"Fr McGilligan's brother, Michael McGilligan, was the
Minister of Finance in Cosgrove's government. He was down at the Cross
speaking one time. There was a band out and it headed off down to
Ballyliffen with Sergeant Murphy at the head of it, right, left, right,
left. And didn't there come a donkey out on the road and Murphy followed
the donkey! Well if you would see the donkey throwing up his heels
and doing a couple of cracks at him and running on! And the people
shouting, 'Ceap that donkey!', and the band played on. There's no
crack like that at all now."
"You could have quare crack with the priests sometimes.
Fr Conway came here in 1918 and was here for eighteen years. He was
very droll. There was a card room in Gallen's backyard. That used
to be all stables there and when they became vacant Gallen was the
man built that place. There used to be a bandroom for a band to rehearse,
and a card room. Fr Conway and Dr Dan Doherty would go there every
night to play cards. Fr Conway was mad for the card playing and wasn't
winning very much for a long time. This one time he swiped the table.
Somebody said to him, 'you did well the night.' 'It's about time,'
says he, 'I didn't dirty a spade this six months.' This was by way
of saying that no one had died in six months. There was a man out
in Tullagh called Paycock. McDaid was his right name and everyone
knew Paycock. He was a very educated man and had a very military step.
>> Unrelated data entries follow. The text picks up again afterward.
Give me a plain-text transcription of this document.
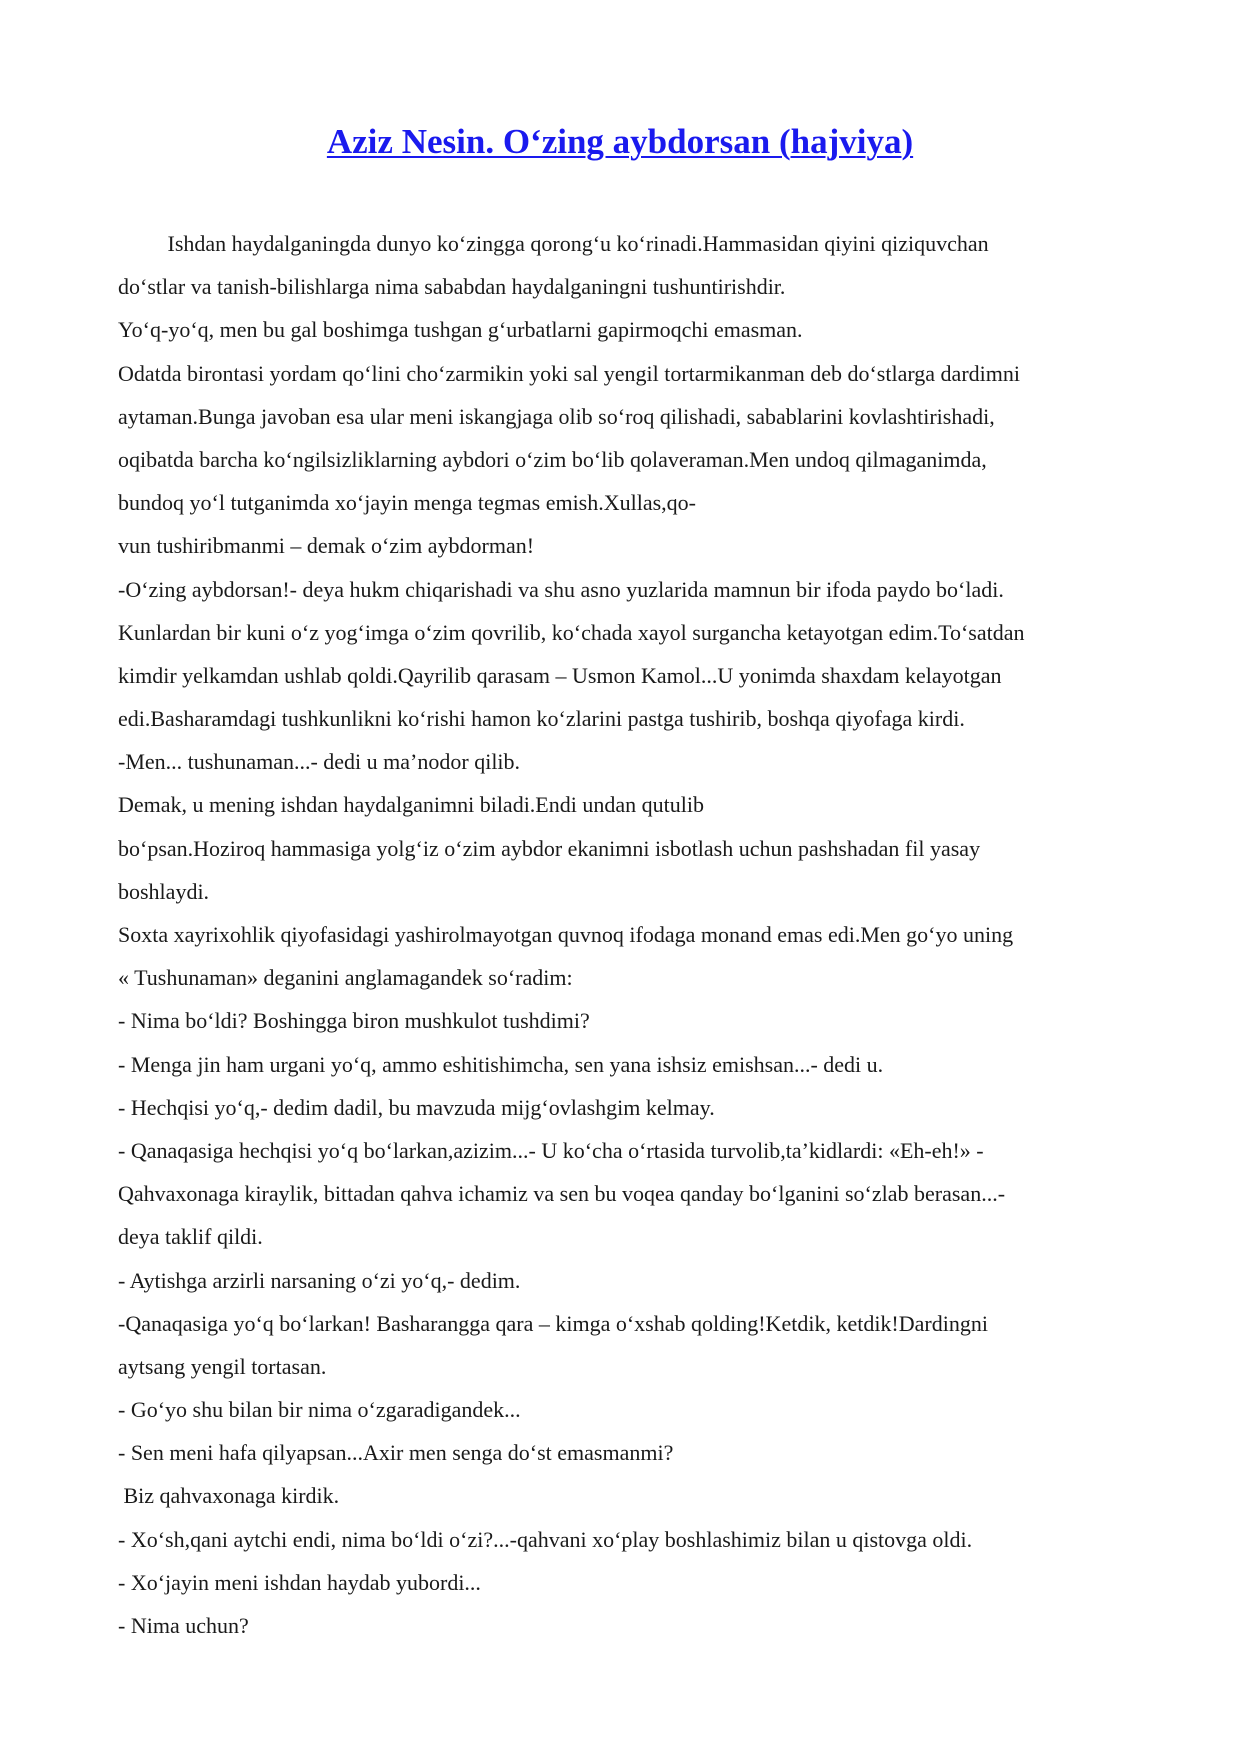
Aziz Nesin. O‘zing aybdorsan (hajviya)

Ishdan haydalganingda dunyo ko‘zingga qorong‘u ko‘rinadi.Hammasidan qiyini qiziquvchan

do‘stlar va tanish-bilishlarga nima sababdan haydalganingni tushuntirishdir.

Yo‘q-yo‘q, men bu gal boshimga tushgan g‘urbatlarni gapirmoqchi emasman.

Odatda birontasi yordam qo‘lini cho‘zarmikin yoki sal yengil tortarmikanman deb do‘stlarga dardimni

aytaman.Bunga javoban esa ular meni iskangjaga olib so‘roq qilishadi, sabablarini kovlashtirishadi,

oqibatda barcha ko‘ngilsizliklarning aybdori o‘zim bo‘lib qolaveraman.Men undoq qilmaganimda,

bundoq yo‘l tutganimda xo‘jayin menga tegmas emish.Xullas,qo-

vun tushiribmanmi – demak o‘zim aybdorman!

-O‘zing aybdorsan!- deya hukm chiqarishadi va shu asno yuzlarida mamnun bir ifoda paydo bo‘ladi.

Kunlardan bir kuni o‘z yog‘imga o‘zim qovrilib, ko‘chada xayol surgancha ketayotgan edim.To‘satdan

kimdir yelkamdan ushlab qoldi.Qayrilib qarasam – Usmon Kamol...U yonimda shaxdam kelayotgan

edi.Basharamdagi tushkunlikni ko‘rishi hamon ko‘zlarini pastga tushirib, boshqa qiyofaga kirdi.

-Men... tushunaman...- dedi u ma’nodor qilib.

Demak, u mening ishdan haydalganimni biladi.Endi undan qutulib

bo‘psan.Hoziroq hammasiga yolg‘iz o‘zim aybdor ekanimni isbotlash uchun pashshadan fil yasay

boshlaydi.

Soxta xayrixohlik qiyofasidagi yashirolmayotgan quvnoq ifodaga monand emas edi.Men go‘yo uning

« Tushunaman» deganini anglamagandek so‘radim:

- Nima bo‘ldi? Boshingga biron mushkulot tushdimi?

- Menga jin ham urgani yo‘q, ammo eshitishimcha, sen yana ishsiz emishsan...- dedi u.

- Hechqisi yo‘q,- dedim dadil, bu mavzuda mijg‘ovlashgim kelmay.

- Qanaqasiga hechqisi yo‘q bo‘larkan,azizim...- U ko‘cha o‘rtasida turvolib,ta’kidlardi: «Eh-eh!» -

Qahvaxonaga kiraylik, bittadan qahva ichamiz va sen bu voqea qanday bo‘lganini so‘zlab berasan...-

deya taklif qildi.

- Aytishga arzirli narsaning o‘zi yo‘q,- dedim.

-Qanaqasiga yo‘q bo‘larkan! Basharangga qara – kimga o‘xshab qolding!Ketdik, ketdik!Dardingni

aytsang yengil tortasan.

- Go‘yo shu bilan bir nima o‘zgaradigandek...

- Sen meni hafa qilyapsan...Axir men senga do‘st emasmanmi?

Biz qahvaxonaga kirdik.

- Xo‘sh,qani aytchi endi, nima bo‘ldi o‘zi?...-qahvani xo‘play boshlashimiz bilan u qistovga oldi.

- Xo‘jayin meni ishdan haydab yubordi...

- Nima uchun?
If it would take you half an hour coming in from Tullagh, it'd take
Paycock ten minutes. Paycock was late for first Mass this Sunday and
Fr Conway spotted him before he went in and came out in front of him
just to take the mickey out of him. He says 'Well, James, you'll be
in good time for second Mass.' 'Paycock came to attention and faced
up to Fr Conway and said 'Dammit! Can a man not go where he wants,
when he wants and HOW he wants!"' If it was permissible, and even
welcome, for the priest to take a hand at the congregation, the one
story that Charlie tells of the ordinary people having a wee joke
at the expense of the clergy is all the more telling for both the
harmlessness of the humour, and the mild disapprobation of the listeners.
"There was a station up in Paul's, and we went up there
to Mass. It was a handy place to get confession. Barney Denny, or
Barney Butters, in Tirhoran, was the clerk in this glen. There was
no such thing as altar boys in them days. Barney the Carpenter was
the clerk over on the other side. Anyway, when it came to Mass time
- 9:30 or 10:00 am - there was no sign of Barney. We didn't know that
Barney's wife's father was after dying up in the hillside. Barney
did come but he was half an hour late. In the meantime, anyway, the
people got to squabbling about what the hell happened to Barney. 'Ah,
don't worry about it,' says Fr Conway, 'There's a good moon in it
the night.'
So Barney came and served Mass and everything went
well. Fr Conway sang a song, because nobody else would, even though
there were plenty of good singers in it. He was a great singer. Anyway
that night down in Copen's - that was a ceilidhing house - there was
nobody there but Neil. The two sisters were working in the factory
and they wouldn't be home 'til the weekend. And everyone beated in
and Oul' Copen had rheumatic pains for years and he was down in the
room. Neil would leave the door open for him to hear the crack in
the kitchen. So Neil threw himself in the kitchen bed to make room
for the visitors on the floor. Eddie the Carpenter was there, a big
fella who was a foreman out at Leenan fort, and several others. And
the 'discoose' came round to the terrible thing it would have been
if Barney hadn't turned up to serve Mass, and they would have had
to cancel the stations! A terrible thing!
'Ah Cripes,' says Neil, 'sure any man at all could
serve Mass." So William Sean got up and said 'Damn yir blood, could
you?' 'I could surely,' says Neil. 'Well go on now 'til I see what
way you'd do it.' 'There's nothing to it. When the priest says domininus
pro biscum you hand him up the stuff, and when he turns again and
says pro remus you hand him up more stuff and when he turns around
again and says pro ratis ratis you hand him up whats let and you'll
have no more trouble!'. ' God forgive ye! said everyone in the room.